Speaking at an Insurance Institute of London seminar at Lloyd’s, Case said the arrangement with Berkshire Hathaway had been well received by clients and was beneficial to the industry as a whole.
“We announced the initiative to provide fast and efficient access for retail clients to AA+ capital that was normally exclusive to the reinsurance markets,” he said. “We thought that would be good for clients, good for London and good for Lloyd’s.”
“Client response to the sidecar continues to be extremely positive,” he added.
Case said the deal had been used for 2,500 individual policies up until the end of 2013, representing more than $1bn (£603.7m) in premium. He added that 26% of all sidecar policies resulted in an increased London order, and that the premium placed by Aon clients in Lloyd’s had increased by 5% over 2013 if trade sanctions were ignored.

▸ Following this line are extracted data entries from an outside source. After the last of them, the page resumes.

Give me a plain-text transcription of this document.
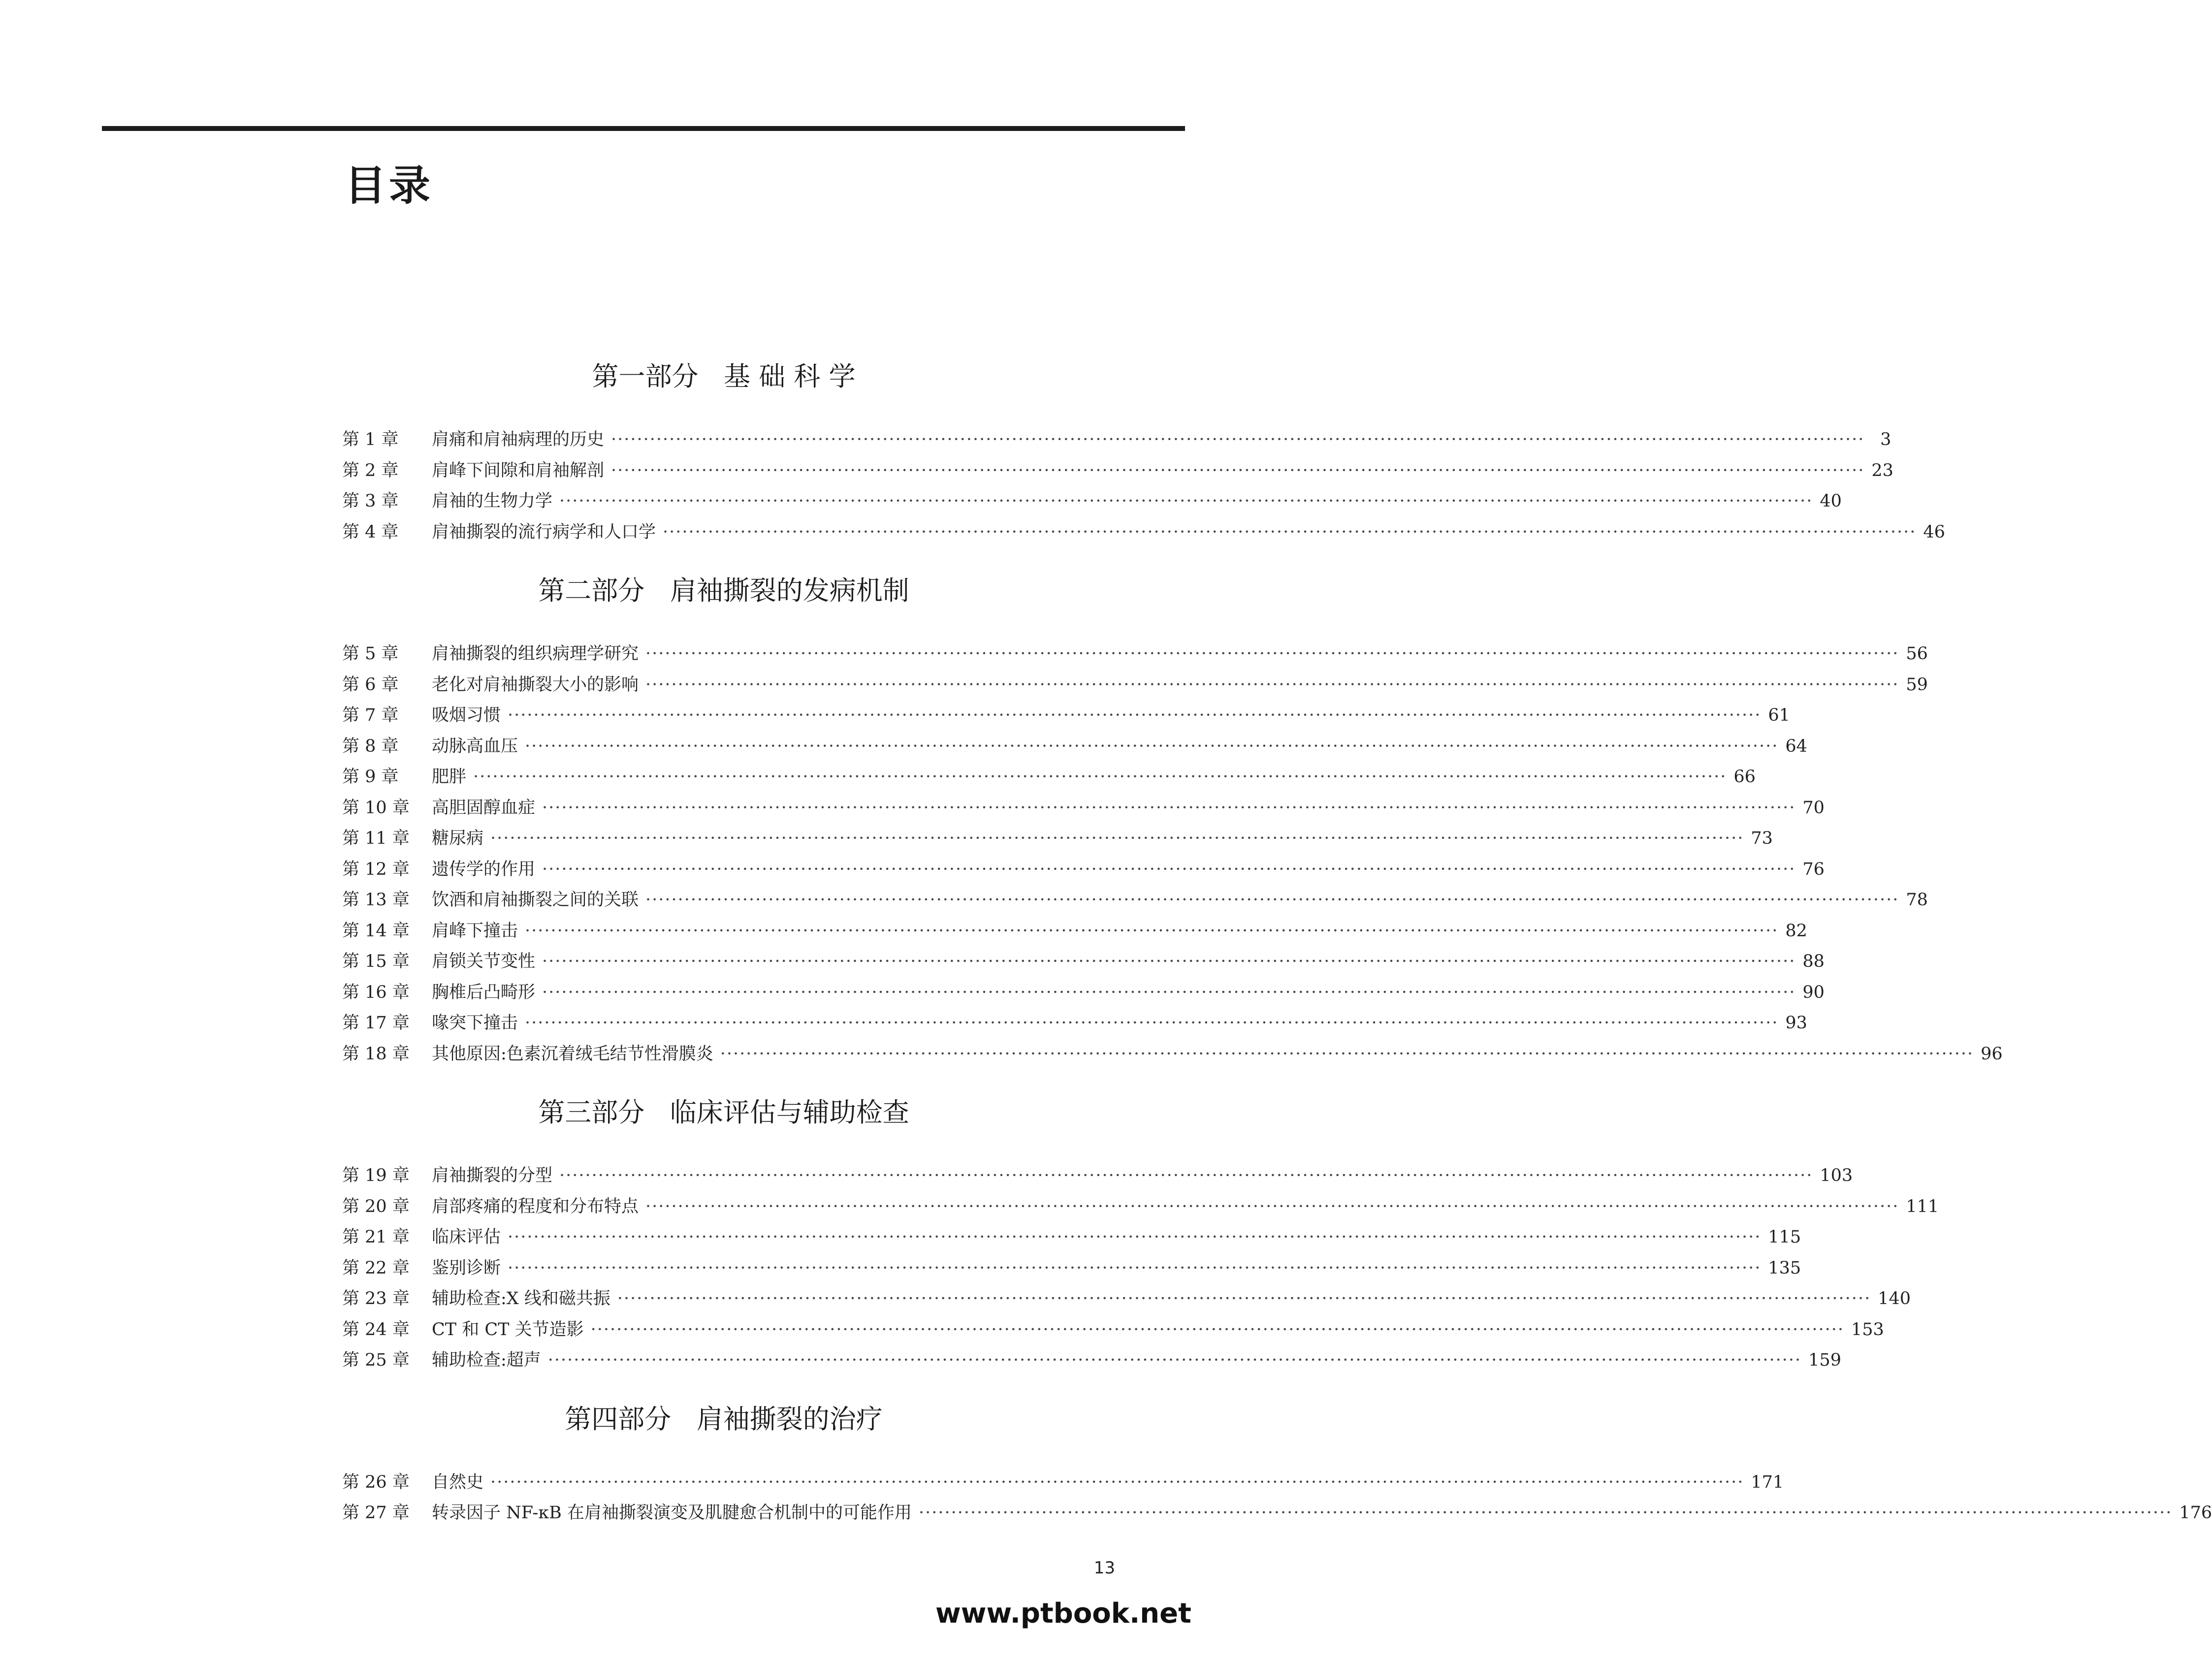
目录
第一部分   基 础 科 学
第 1 章	肩痛和肩袖病理的历史 ·································································································································································································· 3
第 2 章	肩峰下间隙和肩袖解剖 ·································································································································································································· 23
第 3 章	肩袖的生物力学 ·································································································································································································· 40
第 4 章	肩袖撕裂的流行病学和人口学 ·································································································································································································· 46
第二部分   肩袖撕裂的发病机制
第 5 章	肩袖撕裂的组织病理学研究 ·································································································································································································· 56
第 6 章	老化对肩袖撕裂大小的影响 ·································································································································································································· 59
第 7 章	吸烟习惯 ·································································································································································································· 61
第 8 章	动脉高血压 ·································································································································································································· 64
第 9 章	肥胖 ·································································································································································································· 66
第 10 章	高胆固醇血症 ·································································································································································································· 70
第 11 章	糖尿病 ·································································································································································································· 73
第 12 章	遗传学的作用 ·································································································································································································· 76
第 13 章	饮酒和肩袖撕裂之间的关联 ·································································································································································································· 78
第 14 章	肩峰下撞击 ·································································································································································································· 82
第 15 章	肩锁关节变性 ·································································································································································································· 88
第 16 章	胸椎后凸畸形 ·································································································································································································· 90
第 17 章	喙突下撞击 ·································································································································································································· 93
第 18 章	其他原因:色素沉着绒毛结节性滑膜炎 ·································································································································································································· 96
第三部分   临床评估与辅助检查
第 19 章	肩袖撕裂的分型 ·································································································································································································· 103
第 20 章	肩部疼痛的程度和分布特点 ·································································································································································································· 111
第 21 章	临床评估 ·································································································································································································· 115
第 22 章	鉴别诊断 ·································································································································································································· 135
第 23 章	辅助检查:X 线和磁共振 ·································································································································································································· 140
第 24 章	CT 和 CT 关节造影 ·································································································································································································· 153
第 25 章	辅助检查:超声 ·································································································································································································· 159
第四部分   肩袖撕裂的治疗
第 26 章	自然史 ·································································································································································································· 171
第 27 章	转录因子 NF-κB 在肩袖撕裂演变及肌腱愈合机制中的可能作用 ·································································································································································································· 176
13
www.ptbook.net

This is despite unrest at the announcement of the deal that caused many industry players to criticise the arrangement.
Fears have been answered
The broker said initial fears from Lloyd’s finance and operations director Luke Savage that the deal would undermine traditional writing had now been resolved, and that Savage was now firmly behind the sidecar.
“We’ve had a good set of conversations with Luke,” Case said. “We could understand where he was coming from initially, but upon understanding the work behind the sidecar he heard the themes. It was highly analytic and highly data-driven, it turns out we had insight and data that no-one else had around the evolution of our book.
“It wasn’t classic underwriting but the risk understanding was actually quite substantial. From our standpoint and our clients’ standpoint we have come a long way to alleviate that concern, and I think Luke would agree with that.”
And Case was also keen to thank Lloyd’s for the open discussions the broker enjoyed with the market once the deal had been announced.
“We are so appreciative of the chance to co-ordinate and really problem solve with Tom Bolt [Lloyd’s head of underwriting] and the colleagues in the overall team,” he said. “It really was important. They provided us with invaluable counsel on this opportunity.”
Lloyd’s is more important than ever
Case said Aon expected the sidecar to continue to grow, and was expecting to be even greater over 2014.
He also reiterated the importance of Lloyd’s to Aon’s business model and said the location of the Lloyd’s market in London was one of the main reasons behind the broker moving their headquarters to the capital.
“Lloyd’s and London is the epicenter of the risk management industry and a major reason why Aon moved its headquarters here,” he said. “It’s important that we be in London, closer to this global insurance market and closer to our clients in EMEA and Asia. London serves our clients in every part of the world.”
“Lloyd’s and the London Market are now more important than ever,” he added.